There are a lot of things that Excel is an amazing tool to use for. One of these things is **data analysis, and as a part of it, linear regression**. There are many definitions of linear regression. This is a statistical method that is used to model the relationship between **one dependent variable (Y)** and **one or more independent ones (X)**.

Excel has a great built-in tool for linear regression, which is called **“Regression”**. In the example below, we will show how to do it.

## Preparing Data Analysis

Several steps need to be taken to conduct a linear regression analysis in Excel:

**Prepare the Data**

First thing first, we need to have our data. This means that we have a **dependent variable (Y) and one or more independent variables (X) **in our columns. Every row that we have should represent an individual data point.

**Enable Data Analysis ToolPak (if not already enabled)**

To make sure that you can do the proper **Data Analysis**, you need to enable **Data Analysis ToolPak**. To do this, you need to go to **File >> Options >> Add-ins**. There, in the **Add-ins window**, we will select **Excel Add-ins and click Go:**

Once we do, the **Add-ins window** will appear. There, we will click on the **Analysis ToolPak box**, and **click OK:**

**Access Data Analysis ToolPak**

Once we have the **TookPak enabled**, we should be able to see the **Data Analysis option** located in the **Data tab on the Excel ribbon**:

**Perform Regression analysis and interpret the results**

For the final part, you do the regression and then see what you got.

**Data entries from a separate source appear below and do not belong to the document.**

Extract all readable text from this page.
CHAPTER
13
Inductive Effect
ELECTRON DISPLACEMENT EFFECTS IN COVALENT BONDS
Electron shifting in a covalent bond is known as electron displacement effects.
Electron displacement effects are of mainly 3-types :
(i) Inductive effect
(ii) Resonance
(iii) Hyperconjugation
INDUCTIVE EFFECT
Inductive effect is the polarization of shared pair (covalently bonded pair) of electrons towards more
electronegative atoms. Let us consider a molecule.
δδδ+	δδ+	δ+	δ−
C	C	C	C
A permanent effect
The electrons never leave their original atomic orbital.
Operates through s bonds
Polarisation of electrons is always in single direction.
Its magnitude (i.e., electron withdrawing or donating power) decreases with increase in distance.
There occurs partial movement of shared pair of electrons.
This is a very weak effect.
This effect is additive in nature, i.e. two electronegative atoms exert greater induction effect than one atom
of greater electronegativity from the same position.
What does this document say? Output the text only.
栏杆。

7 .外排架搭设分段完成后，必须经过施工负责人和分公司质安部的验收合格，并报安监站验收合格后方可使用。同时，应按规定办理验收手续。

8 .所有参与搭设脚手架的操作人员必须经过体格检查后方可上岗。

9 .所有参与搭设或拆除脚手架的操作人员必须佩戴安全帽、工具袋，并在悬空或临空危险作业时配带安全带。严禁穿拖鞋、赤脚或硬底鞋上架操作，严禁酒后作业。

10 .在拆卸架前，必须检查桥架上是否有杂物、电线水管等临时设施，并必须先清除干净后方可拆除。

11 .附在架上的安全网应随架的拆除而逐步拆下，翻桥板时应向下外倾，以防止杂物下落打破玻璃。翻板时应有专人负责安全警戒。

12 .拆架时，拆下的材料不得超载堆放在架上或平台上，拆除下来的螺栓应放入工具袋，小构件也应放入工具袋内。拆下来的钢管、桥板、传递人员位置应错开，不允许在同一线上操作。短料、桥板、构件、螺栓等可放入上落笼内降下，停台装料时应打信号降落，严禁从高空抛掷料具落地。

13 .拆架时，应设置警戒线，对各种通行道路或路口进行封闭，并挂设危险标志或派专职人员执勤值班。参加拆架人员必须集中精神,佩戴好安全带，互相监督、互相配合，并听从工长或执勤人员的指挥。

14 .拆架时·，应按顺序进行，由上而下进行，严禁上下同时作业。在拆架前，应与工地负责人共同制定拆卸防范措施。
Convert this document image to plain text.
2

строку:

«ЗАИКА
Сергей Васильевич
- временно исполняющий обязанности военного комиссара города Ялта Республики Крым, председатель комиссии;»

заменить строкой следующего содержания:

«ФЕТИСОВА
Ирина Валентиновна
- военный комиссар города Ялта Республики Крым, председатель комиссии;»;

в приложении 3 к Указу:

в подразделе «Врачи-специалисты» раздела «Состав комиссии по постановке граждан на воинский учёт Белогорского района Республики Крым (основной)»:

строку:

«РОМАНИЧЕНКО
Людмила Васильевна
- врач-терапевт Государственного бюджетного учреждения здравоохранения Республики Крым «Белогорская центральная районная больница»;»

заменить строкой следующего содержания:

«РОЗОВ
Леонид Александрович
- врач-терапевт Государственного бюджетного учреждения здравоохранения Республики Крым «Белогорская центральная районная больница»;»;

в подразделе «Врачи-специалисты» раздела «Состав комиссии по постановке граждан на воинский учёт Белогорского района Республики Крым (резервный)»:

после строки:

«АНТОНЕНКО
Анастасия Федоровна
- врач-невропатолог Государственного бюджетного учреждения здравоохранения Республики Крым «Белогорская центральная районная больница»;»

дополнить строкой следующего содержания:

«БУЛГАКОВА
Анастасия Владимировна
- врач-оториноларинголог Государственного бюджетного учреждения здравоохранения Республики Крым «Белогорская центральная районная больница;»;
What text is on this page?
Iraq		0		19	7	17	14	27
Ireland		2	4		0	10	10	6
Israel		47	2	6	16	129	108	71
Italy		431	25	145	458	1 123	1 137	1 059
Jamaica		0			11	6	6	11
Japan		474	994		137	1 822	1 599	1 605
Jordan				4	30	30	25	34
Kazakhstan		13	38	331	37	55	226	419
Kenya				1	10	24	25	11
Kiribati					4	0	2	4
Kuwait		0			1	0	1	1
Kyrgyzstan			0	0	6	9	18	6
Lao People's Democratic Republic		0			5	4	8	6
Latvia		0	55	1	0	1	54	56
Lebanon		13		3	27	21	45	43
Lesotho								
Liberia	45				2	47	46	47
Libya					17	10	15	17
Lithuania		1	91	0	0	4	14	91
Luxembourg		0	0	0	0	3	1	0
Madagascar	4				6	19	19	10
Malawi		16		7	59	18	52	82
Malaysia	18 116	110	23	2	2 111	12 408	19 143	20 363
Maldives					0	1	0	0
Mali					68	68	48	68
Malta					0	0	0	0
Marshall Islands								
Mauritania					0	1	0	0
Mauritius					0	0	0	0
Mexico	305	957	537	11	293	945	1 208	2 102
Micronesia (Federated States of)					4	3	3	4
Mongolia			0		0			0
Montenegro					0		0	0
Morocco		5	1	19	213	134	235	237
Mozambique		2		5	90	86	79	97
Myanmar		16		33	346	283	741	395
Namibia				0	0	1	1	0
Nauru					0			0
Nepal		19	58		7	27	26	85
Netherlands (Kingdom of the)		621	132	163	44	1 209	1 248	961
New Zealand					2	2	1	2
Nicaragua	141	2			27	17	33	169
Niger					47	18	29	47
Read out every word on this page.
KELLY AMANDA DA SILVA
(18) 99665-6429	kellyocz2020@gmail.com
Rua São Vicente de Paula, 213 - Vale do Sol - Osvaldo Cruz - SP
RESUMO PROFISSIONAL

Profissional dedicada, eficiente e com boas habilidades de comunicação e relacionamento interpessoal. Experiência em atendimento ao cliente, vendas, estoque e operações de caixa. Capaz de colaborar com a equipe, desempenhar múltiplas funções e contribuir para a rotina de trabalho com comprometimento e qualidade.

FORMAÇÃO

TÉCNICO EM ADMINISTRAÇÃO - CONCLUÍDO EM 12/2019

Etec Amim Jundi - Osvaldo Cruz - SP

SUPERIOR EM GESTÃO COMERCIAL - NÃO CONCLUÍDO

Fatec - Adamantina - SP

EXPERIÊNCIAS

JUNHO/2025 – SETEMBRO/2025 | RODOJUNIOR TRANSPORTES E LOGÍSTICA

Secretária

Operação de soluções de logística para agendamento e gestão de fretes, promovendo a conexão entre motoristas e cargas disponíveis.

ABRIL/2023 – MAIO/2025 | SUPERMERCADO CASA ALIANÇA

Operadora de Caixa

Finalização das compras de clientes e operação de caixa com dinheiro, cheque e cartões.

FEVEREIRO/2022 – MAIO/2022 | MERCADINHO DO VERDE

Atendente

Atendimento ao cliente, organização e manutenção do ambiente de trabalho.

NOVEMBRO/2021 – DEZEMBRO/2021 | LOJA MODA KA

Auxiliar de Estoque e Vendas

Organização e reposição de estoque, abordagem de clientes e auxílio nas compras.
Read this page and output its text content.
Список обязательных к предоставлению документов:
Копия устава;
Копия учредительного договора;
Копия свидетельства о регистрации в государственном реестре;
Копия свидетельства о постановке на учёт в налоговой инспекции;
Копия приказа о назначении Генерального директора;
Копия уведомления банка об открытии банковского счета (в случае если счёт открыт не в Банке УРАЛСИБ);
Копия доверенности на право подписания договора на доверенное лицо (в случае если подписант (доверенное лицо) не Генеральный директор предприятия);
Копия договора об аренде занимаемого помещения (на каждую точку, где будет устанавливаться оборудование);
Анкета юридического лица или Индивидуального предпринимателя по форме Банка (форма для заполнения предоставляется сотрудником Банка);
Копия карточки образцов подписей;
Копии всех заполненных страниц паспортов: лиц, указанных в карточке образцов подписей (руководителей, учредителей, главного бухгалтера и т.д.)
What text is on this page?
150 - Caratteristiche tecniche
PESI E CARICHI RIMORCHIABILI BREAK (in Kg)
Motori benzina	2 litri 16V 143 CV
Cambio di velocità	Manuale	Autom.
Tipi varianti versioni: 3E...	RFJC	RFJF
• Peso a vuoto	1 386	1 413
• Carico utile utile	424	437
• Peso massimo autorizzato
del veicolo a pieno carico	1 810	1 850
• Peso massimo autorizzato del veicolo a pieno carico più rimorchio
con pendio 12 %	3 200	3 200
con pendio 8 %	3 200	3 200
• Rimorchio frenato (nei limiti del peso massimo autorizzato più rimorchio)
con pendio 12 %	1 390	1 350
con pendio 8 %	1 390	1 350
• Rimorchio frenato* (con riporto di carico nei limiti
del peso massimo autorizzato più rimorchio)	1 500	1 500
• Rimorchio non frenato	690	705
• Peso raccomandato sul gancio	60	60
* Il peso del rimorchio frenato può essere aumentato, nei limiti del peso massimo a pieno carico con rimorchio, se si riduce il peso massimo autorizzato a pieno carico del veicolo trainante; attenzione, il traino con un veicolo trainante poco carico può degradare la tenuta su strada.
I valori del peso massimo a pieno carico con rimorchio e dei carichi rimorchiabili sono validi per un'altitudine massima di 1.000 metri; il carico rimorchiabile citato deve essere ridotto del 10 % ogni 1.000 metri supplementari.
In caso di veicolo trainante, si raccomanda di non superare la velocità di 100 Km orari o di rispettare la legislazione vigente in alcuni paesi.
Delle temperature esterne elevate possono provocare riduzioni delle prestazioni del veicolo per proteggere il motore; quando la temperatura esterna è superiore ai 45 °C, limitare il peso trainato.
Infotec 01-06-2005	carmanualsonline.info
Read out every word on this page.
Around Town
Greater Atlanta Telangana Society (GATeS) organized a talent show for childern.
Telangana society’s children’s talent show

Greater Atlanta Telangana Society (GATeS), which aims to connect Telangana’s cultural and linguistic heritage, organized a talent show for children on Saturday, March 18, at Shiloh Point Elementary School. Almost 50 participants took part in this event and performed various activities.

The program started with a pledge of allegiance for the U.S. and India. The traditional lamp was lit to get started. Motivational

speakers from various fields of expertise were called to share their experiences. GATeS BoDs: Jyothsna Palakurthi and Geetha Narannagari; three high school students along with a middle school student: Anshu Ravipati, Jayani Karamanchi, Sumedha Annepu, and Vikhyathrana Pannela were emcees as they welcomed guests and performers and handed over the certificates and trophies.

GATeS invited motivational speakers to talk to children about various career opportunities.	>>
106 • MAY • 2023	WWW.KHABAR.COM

## Excel Data Analysis with Linear Regression in Example

For our purposes, we will create the table with **hours spent on learning and student’s exam scores**:

Since we all did steps 1 to 3, we will go to the **Data tab, and then click on the Data Analysis**. Once we do, we will have a new window on which we will choose **Regression as an option**:

We will **click OK** and will be presented with a **Regression window**. There, we will click on the **Input Y_Range** and then choose range **B2:B7 (exam scores)** as our **Y Range**, and on **Input X_Range** choose** range A2:A7 (study hours) as our X range**.

We will also click on the **Labels checkbox as we have headers**:

When we click OK, Excel will **create another sheet with the regression analysis done**:

We will have information such as **coefficients, standard errors, t-values, p-values, and the R-squared value**.

In our example, we wanted to see if there was any **correlation between the hours that were put into work, and the scores that students achieved**.

The **coefficient** represents the change in the exam score for every additional hour that students put to work. The **p-value** is associated with the coefficient and will tell us if the relationship is statistically significant.

**R-squared value** can give us a good idea about the fit of the model and the data. A value that is close to 1 indicated a good fit, and a value that is close to 0 indicates a poor fit.

In our example, we have a **coefficient of 5**, which means that, on average, for each additional study hour, the **exam score increases by 5 points**. Our **p-value is smaller than 0.05**, meaning that the **relationship between the score that students can achieve, and study hours is significant**.

This example is fairly simple, and the correlation can be seen by looking at the original table. In real-world scenarios, datasets would be larger, and the models would be more complex. However, the steps that were described above can be applied to these as well.